Eight years ago I had the idea for the Jiu Jitsu Commune.
It was to be a place where BJJ folk around the Sydney CBD came together and trained, and learned from eachother, and rolled in good vibes. We didn’t have a syllabus. For one, everyone was already learning techniques, and knew plenty of techniques. I’d spent my days till purple belt shunning technique anyway, in favour of refining my existing ‘game’.
So instead we went the “concepts” route. I’d talk about a grand, elaborate idea of jiu jitsu and we could then break it down together, and base our class around this one thing. The reference to ‘we’ included everyone in the room.
But then, beginners that had never done jiu jitsu wanted to join in.
Lost in Translation
Of course they were welcomed, but they were also very lost. They didn’t know how to tie their belt let alone engage in meaningful jiu jitsu discussion centered around esoteric concepts that us higher belts were fascinated by.
‘Just sit back and observe’ I’d tell them. I’d pull them aside and begin to show them step by step what we were talking about. But it wasn’t enough. Our newbie friends needed to learn their ABCs first, yet they were amongst complex conceptual discourse right from the outset.
Some coloured belts, especially those who loved thinking for themselves, revelled in the contemplation. Others just wanted to train, and learn, and follow what was being taught rather than guide themselves. This whole ordeal was formed in good intentions, but it was clear that if we were to provide a solid learning environment for all levels, things needed to change.
The Syllabus – It’s Alive!!
Four years on, and we’re now affiliated, we have our very own syllabus (oh my!) Our classes are based on techniques from a curriculum that is easily accessible to all. Most sessions throughout the week have a predetermined lesson plan that students can access before and after the class.
Has our training descended into tyrannical monotony at the hands of this syllabus? The answer to this, after practicing various ways is an emphatic No. We come to class and we are all aware of what the learning will involve.
The techniques are there, and are based off Master Sauer’s expression of the original Helio Gracie curriculum. It is then the job of our coaches to share this material in a way that students with and without experience can digest.
The coaching is still a necessary aspect of the learning process, and we can encourage discussion and questions and answers from the room, but the focus is on the technique. At the same time we have the ability to emphasise different aspects of the technique that may or may not be more relevant to the audience, and we can always add details and subtract as they come to the fore. That is, we do not practice the same techniques over and over.
The techniques change because our learning evolves, and this is the critical part of the curriculum.
[EG Posture in guard]
The Cart Goes Before the Horse
It’s important to learn the ABCs before you move to your essay writing. That is, you need to learn the What of jiu jitsu before you learn about the How etc. Techniques are the basis of understanding what jiu jitsu is and how to apply it.
Of course you need more than technique eventually. But nothing else will make sense until you have some understanding of what it is you ought to do. We can talk about concepts until the cows come home, but without any knowledge of technique from said positions, it becomes rather futile.

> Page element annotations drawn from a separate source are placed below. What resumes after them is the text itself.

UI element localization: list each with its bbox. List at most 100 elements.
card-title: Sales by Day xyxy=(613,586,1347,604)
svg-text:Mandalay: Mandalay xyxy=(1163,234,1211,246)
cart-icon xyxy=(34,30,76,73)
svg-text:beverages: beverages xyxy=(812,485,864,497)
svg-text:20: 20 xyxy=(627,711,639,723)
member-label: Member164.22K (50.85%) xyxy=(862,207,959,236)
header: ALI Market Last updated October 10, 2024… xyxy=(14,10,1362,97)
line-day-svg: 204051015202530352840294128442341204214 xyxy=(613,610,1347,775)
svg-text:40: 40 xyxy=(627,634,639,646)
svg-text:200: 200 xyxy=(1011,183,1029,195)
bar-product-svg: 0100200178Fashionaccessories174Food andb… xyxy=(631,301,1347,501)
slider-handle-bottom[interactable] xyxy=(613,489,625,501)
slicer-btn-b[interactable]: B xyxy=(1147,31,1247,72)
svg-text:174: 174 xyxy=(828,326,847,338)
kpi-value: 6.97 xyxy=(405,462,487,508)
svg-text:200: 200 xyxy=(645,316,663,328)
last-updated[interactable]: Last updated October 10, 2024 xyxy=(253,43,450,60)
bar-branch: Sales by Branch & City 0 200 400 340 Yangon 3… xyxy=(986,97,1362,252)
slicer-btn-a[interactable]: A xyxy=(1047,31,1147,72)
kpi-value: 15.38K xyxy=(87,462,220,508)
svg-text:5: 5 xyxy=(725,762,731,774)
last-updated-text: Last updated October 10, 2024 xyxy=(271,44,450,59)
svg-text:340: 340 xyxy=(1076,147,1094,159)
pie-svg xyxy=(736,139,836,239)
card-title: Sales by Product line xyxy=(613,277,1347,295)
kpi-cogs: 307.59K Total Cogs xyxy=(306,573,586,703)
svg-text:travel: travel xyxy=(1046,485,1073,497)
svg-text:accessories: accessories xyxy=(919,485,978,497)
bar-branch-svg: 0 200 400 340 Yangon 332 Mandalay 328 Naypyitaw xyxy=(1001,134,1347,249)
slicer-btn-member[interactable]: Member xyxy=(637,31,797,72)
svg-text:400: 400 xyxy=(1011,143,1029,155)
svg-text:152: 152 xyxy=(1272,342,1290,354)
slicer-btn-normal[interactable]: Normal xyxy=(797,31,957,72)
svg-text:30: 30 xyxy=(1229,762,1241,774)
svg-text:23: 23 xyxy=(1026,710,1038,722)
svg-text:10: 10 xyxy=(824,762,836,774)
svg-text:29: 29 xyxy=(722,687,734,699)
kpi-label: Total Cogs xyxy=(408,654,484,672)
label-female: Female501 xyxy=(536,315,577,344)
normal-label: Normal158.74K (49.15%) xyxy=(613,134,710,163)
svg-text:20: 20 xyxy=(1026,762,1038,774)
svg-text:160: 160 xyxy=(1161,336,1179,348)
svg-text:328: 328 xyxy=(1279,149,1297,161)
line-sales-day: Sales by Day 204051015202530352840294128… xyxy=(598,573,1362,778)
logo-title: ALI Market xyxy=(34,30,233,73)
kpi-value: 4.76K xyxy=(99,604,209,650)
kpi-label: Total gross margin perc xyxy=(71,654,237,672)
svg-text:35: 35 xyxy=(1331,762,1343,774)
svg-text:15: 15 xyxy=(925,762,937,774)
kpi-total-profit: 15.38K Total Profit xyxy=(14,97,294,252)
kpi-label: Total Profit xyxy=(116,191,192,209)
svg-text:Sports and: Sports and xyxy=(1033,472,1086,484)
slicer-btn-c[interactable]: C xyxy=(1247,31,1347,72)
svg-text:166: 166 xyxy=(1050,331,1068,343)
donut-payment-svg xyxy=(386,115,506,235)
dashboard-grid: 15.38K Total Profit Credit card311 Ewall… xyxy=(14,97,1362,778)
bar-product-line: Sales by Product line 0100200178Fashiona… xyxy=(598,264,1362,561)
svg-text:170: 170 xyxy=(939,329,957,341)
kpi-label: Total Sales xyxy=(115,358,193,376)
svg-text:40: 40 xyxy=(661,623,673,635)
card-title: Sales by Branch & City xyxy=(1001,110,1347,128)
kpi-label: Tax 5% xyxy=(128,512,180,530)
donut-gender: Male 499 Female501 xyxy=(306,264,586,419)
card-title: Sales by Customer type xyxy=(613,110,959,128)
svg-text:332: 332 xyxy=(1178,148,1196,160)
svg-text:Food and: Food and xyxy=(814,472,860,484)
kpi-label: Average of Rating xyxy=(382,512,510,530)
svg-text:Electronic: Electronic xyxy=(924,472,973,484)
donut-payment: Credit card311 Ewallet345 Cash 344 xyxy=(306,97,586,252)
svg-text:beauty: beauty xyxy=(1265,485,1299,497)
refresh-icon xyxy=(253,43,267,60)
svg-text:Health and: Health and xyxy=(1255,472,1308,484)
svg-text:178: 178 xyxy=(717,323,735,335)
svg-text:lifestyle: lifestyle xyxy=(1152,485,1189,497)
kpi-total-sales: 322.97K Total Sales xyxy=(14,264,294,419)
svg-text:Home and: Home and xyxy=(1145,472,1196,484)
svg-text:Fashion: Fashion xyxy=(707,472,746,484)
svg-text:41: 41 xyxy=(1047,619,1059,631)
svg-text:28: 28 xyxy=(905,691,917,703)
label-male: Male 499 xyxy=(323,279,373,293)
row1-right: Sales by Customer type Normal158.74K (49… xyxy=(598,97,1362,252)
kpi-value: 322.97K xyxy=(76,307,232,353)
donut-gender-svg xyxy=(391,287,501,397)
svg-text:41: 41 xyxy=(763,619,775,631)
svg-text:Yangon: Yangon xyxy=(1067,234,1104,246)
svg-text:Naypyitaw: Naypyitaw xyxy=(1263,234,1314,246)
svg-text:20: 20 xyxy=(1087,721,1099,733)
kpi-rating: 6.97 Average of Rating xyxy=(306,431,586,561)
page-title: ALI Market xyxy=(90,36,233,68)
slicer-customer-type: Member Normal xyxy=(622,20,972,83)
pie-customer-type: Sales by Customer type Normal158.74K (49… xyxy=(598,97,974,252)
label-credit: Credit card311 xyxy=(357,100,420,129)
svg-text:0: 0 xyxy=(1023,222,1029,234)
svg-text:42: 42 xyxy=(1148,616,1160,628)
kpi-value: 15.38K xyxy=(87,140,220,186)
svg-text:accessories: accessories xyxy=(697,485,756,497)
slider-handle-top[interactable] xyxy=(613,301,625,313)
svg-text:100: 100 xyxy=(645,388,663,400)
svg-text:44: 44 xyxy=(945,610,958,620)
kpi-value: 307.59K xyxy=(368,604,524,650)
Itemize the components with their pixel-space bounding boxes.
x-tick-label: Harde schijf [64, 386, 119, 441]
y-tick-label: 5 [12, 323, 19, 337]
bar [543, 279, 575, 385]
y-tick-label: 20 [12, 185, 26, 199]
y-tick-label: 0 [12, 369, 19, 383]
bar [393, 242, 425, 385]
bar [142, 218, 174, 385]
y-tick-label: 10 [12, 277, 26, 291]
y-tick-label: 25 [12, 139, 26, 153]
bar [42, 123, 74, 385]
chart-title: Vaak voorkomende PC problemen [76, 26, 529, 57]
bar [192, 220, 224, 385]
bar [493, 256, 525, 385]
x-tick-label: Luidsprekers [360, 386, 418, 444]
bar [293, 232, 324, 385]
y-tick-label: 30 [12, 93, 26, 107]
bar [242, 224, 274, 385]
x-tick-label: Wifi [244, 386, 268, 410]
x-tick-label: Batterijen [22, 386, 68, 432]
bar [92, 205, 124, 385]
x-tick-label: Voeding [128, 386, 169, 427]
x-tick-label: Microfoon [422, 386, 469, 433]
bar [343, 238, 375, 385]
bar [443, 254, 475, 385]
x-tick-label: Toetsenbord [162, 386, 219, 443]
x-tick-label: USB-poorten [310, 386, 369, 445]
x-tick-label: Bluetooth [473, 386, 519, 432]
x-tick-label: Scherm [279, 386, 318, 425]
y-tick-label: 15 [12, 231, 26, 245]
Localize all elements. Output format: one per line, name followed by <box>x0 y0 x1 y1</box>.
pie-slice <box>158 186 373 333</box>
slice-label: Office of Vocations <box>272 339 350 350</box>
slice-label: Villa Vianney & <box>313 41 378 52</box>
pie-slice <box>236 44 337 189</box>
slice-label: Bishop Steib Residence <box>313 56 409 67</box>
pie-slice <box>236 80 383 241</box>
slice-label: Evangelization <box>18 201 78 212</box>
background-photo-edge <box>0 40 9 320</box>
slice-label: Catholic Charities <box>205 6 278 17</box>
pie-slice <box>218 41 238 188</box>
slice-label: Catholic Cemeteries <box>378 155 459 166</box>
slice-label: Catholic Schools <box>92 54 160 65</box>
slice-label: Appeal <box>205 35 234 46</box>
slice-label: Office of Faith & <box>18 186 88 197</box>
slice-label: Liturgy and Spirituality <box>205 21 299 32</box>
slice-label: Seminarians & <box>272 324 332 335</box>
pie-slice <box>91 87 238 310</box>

A better way would be to show certain techniques and connect the inherent concept throughout them.
For example, when we practice closed guard we look into the Black Hole concept of pulling your partner into you. And with it we address techniques like cross collar choke, and the pendulum sweep, and then when your partner counters the black hole we maintain distance and come up with them to the sit up sweep and guillotine and kimura etc etc.
What is it? The cross collar choke. Why? Because we need to manage distance so that we can manage the damage. How? Use the black hole, get the response from your partner, and then be sneaky to get your arms around your partner’s collar.
Yet without learning the nuances of the cross collar choke, there will be no choke. The technique creates the context for the concept to add to the understanding.
Don’t Throw the Baby Out with the Bathwater
Of course conceptual based learning offers a multitude of benefits. Linking the techniques with the glue of concepts allows you to connect the dots not just in one particular position, but throughout all the positions and all of jiu jitsu.
The coach’s job is to portray the lesson in a way that is most digestible and able to understand. Sure that can include concepts, and these concepts are displayed through an understanding of actual techniques. Imagine the tip of the iceberg being the technique to be studied, and the concept is everything that you cannot see, lingering underneath the surface.
When we create an inclusive pedagogy we can see the entire context and therefore learn even more. It’s why we cannot exclude anything when approaching learning and building on the understanding of jiu jitsu, from the beginner all the way to the advanced student.
It is how we can help all of our students in the room, and it allows students to then connect the dots for themselves, and thus build more effectiveness, and this is what we’re looking for.
People learn in different ways, and there will always be trends in popular opinions and methods of learning. At Higher we love to try many different things, and we’re thankful, and lucky to have such a prolific syllabus that allows all of our students to follow a collective path of learning, while allowing for individual creativity, and autonomy at the same time.
In this way we are able to bridge the gap between techniques and concepts in a way that is most effective for learning for the legendary students of Higher Jiu Jitsu, which is our ultimate goal.